Un logiciel tout-en-un n’existe pas vraiment. Ce qu’on appelle “tout-en-un”, c’est un outil qui fait beaucoup de choses à moitié. Et vouloir centraliser tous tes process dans un seul endroit, c’est rarement une décision rationnelle. C’est une question de contrôle.
Le raisonnement qui semble logique#
Voilà comment ça se passe chez la plupart des dirigeants.
Tu as un logiciel métier. Il fait bien son travail sur le cœur de ton activité. Tu veux ajouter des fonctionnalités : des automatisations, un meilleur suivi, des tableaux de bord. Et là, une contrainte tombe : “faut que ça reste dans notre logiciel actuel. Sinon, on devra former les équipes sur de nouveaux outils. Et les utilisateurs n’aiment pas ça.”
C’est le raisonnement de 9 dirigeants sur 10. C’est faux.
Ce que font vraiment tes équipes#
Avant de valider cette contrainte chez un client, j’ai demandé à son équipe de me décrire leur journée type.
Logiciel métier. Excel. Canva. L’éditeur PDF. Outlook. Le site web du fournisseur. Un écran façon AS400 pour un outil historique.
Sept outils. Utilisés tous les jours. Sans friction, sans formation, sans plainte.
Tes utilisateurs switchent déjà entre des outils. Ils le font naturellement, depuis des années, sans que tu leur aies rien demandé. La vraie question, ce n’est pas “combien d’outils”. C’est “est-ce que ces outils sont bons pour ce qu’ils font ?”
Regarde leur smartphone#
Pose cette question à tes équipes : tu as combien d’applis sur ton téléphone ?
20 à 30 en moyenne. Et lesquelles tu utilises vraiment ? Pratiquement toutes.
Instagram, WhatsApp, LinkedIn, Gmail, Maps. Ils passent de l’une à l’autre sans jamais se plaindre de “trop d’outils”. Personne ne réclame une appli qui fait tout. Parce que ça n’existe pas, et parce que l’idée est absurde dès qu’on la pose clairement.
En entreprise, c’est pareil. Selon le rapport annuel Business at Work d’Okta, les organisations utilisent en moyenne plusieurs dizaines d’applications SaaS. Ce chiffre ne descend pas. Ce n’est pas un problème.

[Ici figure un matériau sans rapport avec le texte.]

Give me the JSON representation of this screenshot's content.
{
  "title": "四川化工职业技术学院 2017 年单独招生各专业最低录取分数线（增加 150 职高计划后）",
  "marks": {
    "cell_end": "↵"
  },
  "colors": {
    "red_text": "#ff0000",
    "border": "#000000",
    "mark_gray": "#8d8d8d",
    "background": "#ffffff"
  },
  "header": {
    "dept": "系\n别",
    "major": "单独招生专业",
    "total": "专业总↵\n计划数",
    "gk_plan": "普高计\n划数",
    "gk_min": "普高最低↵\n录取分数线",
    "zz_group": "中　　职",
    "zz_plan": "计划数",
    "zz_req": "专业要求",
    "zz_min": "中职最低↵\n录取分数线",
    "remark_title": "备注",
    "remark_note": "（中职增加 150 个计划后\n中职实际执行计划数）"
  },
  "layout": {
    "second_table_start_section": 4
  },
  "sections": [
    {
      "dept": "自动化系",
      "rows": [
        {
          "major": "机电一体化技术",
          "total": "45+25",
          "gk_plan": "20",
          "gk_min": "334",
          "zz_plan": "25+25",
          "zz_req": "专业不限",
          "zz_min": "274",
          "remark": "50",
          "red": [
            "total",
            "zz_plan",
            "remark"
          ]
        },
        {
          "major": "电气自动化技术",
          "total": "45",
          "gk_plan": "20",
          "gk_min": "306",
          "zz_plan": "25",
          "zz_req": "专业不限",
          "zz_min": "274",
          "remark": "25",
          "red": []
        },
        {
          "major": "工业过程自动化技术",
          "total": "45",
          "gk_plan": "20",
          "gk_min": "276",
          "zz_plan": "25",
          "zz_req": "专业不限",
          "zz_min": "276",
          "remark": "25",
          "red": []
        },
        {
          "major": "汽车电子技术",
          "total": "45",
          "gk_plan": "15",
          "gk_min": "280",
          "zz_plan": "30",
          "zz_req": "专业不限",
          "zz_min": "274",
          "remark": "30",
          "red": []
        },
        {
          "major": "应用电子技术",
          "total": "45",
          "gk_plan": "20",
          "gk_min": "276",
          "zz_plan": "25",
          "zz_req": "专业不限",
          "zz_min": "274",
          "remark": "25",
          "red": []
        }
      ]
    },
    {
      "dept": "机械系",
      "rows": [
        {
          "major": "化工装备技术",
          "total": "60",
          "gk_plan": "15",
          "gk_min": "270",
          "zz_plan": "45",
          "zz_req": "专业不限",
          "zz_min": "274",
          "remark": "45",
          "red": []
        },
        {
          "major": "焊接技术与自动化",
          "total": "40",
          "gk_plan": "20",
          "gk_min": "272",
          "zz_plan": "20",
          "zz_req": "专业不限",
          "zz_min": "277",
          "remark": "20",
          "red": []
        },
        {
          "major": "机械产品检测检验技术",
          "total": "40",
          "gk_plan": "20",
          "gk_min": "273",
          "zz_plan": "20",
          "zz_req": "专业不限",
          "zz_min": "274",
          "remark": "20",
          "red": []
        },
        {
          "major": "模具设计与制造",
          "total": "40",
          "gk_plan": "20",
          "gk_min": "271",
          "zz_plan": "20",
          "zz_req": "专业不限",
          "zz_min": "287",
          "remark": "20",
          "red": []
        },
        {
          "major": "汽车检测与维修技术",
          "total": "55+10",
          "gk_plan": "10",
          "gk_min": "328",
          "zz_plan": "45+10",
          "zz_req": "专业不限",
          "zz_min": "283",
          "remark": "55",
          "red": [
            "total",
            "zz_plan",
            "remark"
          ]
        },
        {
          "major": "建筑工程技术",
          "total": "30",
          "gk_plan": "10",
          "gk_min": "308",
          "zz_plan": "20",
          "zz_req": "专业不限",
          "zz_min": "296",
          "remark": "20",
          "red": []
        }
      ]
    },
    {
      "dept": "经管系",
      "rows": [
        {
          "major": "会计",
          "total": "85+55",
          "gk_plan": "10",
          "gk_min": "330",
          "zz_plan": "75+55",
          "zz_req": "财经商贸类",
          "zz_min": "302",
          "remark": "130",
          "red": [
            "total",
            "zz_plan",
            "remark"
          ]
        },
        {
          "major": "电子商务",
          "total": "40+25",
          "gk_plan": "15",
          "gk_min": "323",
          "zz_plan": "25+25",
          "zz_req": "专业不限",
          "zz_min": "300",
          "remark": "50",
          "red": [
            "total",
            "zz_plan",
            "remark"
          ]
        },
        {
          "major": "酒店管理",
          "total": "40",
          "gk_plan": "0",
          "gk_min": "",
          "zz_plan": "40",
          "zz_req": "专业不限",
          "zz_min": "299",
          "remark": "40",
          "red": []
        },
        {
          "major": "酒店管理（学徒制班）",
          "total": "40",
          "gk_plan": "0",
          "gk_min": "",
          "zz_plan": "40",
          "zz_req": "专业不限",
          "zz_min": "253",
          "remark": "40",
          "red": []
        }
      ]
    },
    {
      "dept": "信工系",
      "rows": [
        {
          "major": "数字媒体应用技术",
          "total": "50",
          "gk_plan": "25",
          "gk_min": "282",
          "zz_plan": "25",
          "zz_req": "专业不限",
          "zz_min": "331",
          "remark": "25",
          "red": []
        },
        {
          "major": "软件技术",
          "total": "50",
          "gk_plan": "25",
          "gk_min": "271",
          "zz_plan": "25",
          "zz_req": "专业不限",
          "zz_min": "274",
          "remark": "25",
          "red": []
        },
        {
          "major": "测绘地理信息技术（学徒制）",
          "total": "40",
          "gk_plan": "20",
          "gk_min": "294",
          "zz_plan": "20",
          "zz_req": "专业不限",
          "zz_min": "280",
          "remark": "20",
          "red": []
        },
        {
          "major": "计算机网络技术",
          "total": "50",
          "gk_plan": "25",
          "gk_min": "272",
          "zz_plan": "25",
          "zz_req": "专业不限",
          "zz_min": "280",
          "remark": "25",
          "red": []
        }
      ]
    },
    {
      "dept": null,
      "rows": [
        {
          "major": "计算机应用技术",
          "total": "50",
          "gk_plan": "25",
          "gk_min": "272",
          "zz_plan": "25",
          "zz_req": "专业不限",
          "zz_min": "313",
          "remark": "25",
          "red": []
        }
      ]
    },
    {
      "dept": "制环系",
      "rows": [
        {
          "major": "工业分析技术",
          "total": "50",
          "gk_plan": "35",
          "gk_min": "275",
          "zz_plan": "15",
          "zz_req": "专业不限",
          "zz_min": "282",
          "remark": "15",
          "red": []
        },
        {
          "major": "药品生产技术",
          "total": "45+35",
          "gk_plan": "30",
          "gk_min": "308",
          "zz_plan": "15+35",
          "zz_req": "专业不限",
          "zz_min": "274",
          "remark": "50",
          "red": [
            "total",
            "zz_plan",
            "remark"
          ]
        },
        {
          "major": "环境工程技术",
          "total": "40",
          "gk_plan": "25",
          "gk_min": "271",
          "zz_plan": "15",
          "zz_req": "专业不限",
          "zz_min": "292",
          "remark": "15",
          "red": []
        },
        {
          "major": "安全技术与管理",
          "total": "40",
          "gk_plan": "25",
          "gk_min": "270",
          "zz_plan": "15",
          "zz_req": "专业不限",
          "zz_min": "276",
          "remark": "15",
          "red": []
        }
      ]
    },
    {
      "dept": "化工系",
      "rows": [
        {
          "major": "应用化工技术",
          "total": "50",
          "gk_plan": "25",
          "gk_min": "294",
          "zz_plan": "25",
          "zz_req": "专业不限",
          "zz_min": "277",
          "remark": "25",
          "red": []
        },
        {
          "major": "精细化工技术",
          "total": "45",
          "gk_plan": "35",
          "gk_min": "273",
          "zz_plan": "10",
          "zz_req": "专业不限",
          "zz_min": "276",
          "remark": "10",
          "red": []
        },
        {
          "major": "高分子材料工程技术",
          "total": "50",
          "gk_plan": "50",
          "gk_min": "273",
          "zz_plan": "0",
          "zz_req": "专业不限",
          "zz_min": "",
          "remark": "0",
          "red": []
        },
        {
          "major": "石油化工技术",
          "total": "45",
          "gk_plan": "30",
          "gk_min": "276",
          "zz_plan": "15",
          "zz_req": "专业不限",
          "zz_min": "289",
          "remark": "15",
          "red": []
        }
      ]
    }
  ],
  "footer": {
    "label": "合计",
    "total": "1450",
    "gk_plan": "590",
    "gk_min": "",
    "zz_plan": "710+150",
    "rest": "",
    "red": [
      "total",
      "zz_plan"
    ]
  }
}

C’est la réalité du travail moderne.
Pourtant, au bureau, le même utilisateur qui jongle entre 30 applis sur son téléphone te dit qu’il ne veut pas apprendre un nouvel outil.
C’est pas un problème d’outils. C’est un problème de perception. Et souvent, c’est la tienne, pas la sienne.
Le vrai problème derrière cette contrainte#
Vouloir tout dans un seul logiciel, c’est ton ego qui croit qu’avec ça, tu contrôles ton entreprise.
“Tout au même endroit” donne une impression de maîtrise. Mais c’est une illusion. Un outil qui fait tout, il fait tout moyennement. Il évolue lentement parce que son éditeur doit arbitrer entre 40 fonctions en même temps. Et si un jour il ne te convient plus, t’es coincé. Tout est dedans, tout doit être migré en même temps.
C’est le raisonnement inverse qui fait vraiment avancer. Pourquoi est-ce que tes équipes ont adopté Excel, Canva et l’éditeur PDF sans que tu leur demandes ? Parce que ces outils répondaient à un besoin précis, immédiatement, sans friction. Ils n’attendaient pas que ton logiciel métier développe la fonctionnalité.
À côté, des outils spécialisés bien connectés font chacun une chose vraiment bien. Et quand un besoin évolue, tu changes juste le bloc concerné. Pas tout le système.
Ce que ça donne en pratique#

La bonne configuration, c’est un outil central entouré de satellites.
Ton logiciel métier fait le cœur de ton activité. Des outils spécialisés gravitent autour : automatisations, reporting, communication, signature de documents. Ils se connectent au logiciel principal. L’utilisateur voit le résultat sans sortir de son contexte de travail.
Résultat : plus de flexibilité, des évolutions rapides, des équipes plus productives. Sans refonte complète, sans formation de 3 jours.
C’est ce que je mets en place quand j’accompagne un client sur le choix et l’intégration de ses outils. On part de ce qui existe, on identifie ce qui manque, et on ajoute les bons satellites. Sans tout casser.
Si tu te demandes comment choisir un logiciel de gestion ou si tu es en train de te battre avec Excel utilisé comme outil de gestion, la démarche est la même : le problème ce n’est jamais l’outil. C’est la façon dont tu poses le besoin.
Tes équipes jonglent déjà entre 7 outils. Elles attendent juste que tu leur en donnes des meilleurs.